现在的我神情恍惚,几乎分不清这是现实还是幻觉。在这铁门铁窗里的几天,我成了男人们唯一的娱乐活动,因此从早到晚,我上下两张嘴几乎没有休息的时候。尤其到了晚上,号房里不能关灯,被照得睡不着的人就会拿我泄欲,把自己搞得疲倦一些再睡。这一拨人睡下后,半夜惊醒的另一群人又来第二轮。在这铁门里,我就没有睡安稳觉的机会,往往是稍微打几分钟瞌睡,两张嘴就被塞入肉棒,陷入做爱的欢愉,。这么久下来,我的精神已经极度萎靡,嘴里永远嘟囔着自己多么喜欢吃屌的话,我的潜意识只剩下男人的几把。我的感觉除了被艹的爽,就是艹完后屁股的胀痛和锐痛。

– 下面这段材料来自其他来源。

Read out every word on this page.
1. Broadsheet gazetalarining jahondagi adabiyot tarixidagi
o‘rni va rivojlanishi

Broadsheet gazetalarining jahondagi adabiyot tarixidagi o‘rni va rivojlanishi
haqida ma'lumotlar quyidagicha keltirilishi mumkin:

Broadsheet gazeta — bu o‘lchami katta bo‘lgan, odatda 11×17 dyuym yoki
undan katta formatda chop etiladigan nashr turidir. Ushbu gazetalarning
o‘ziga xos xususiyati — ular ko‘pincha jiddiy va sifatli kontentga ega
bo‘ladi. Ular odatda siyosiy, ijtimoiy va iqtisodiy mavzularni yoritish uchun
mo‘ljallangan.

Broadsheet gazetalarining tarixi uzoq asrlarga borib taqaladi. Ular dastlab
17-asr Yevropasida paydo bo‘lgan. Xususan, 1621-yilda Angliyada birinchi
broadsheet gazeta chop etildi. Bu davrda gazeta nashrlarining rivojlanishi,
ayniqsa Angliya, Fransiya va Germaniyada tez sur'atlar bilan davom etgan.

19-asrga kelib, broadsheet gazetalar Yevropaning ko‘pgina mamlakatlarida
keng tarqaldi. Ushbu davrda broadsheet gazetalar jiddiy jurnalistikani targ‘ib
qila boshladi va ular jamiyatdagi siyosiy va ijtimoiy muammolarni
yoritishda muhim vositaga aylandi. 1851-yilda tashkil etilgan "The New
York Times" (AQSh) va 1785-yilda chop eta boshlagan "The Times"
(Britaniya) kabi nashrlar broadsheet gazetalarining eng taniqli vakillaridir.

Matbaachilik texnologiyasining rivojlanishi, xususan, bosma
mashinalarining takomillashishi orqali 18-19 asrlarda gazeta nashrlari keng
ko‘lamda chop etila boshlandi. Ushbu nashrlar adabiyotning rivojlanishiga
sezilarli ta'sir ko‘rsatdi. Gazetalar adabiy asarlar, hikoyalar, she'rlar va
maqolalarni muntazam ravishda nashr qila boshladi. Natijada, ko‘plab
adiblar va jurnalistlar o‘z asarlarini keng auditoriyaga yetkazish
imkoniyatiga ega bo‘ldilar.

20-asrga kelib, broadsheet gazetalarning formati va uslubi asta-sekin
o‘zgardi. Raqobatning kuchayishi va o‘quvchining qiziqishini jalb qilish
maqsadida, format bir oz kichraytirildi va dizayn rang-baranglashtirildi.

另一方面,我的精神不振很大程度上是营养不良的缘故。在老大的控制下,我真的没能吃到一口正常的饭菜。即使根据规定,我被带到食堂,但我的饭菜还没来得及放在桌上,就已经被老大他们分得一干二净。警察早就任我自生自灭,估计张叔叔给了他们指示。被抓进来的男人们更不会同情一个故意穿和服、公然在国耻日宣传跪着给日本人当母狗的男人。我的食物就只有男人们的屎。起初男人们都坐在我的脸上,让我跪着张嘴接住他们的粪便。后来我已经没什么力气跪着,我只能躺在地上接他们的屎。这些秽物在我的嘴里已经没有苦味,恶的感觉也消失了。头几天,我的肚子还会因为吃下脏东西痛得难受,现在也适应了。

因此,我反而更期待能用两张嘴含住男人的肉棒。我早已熟悉的食物——精液和尿,已经成了美味。尤其是精液,我甚至能吃出甜味来。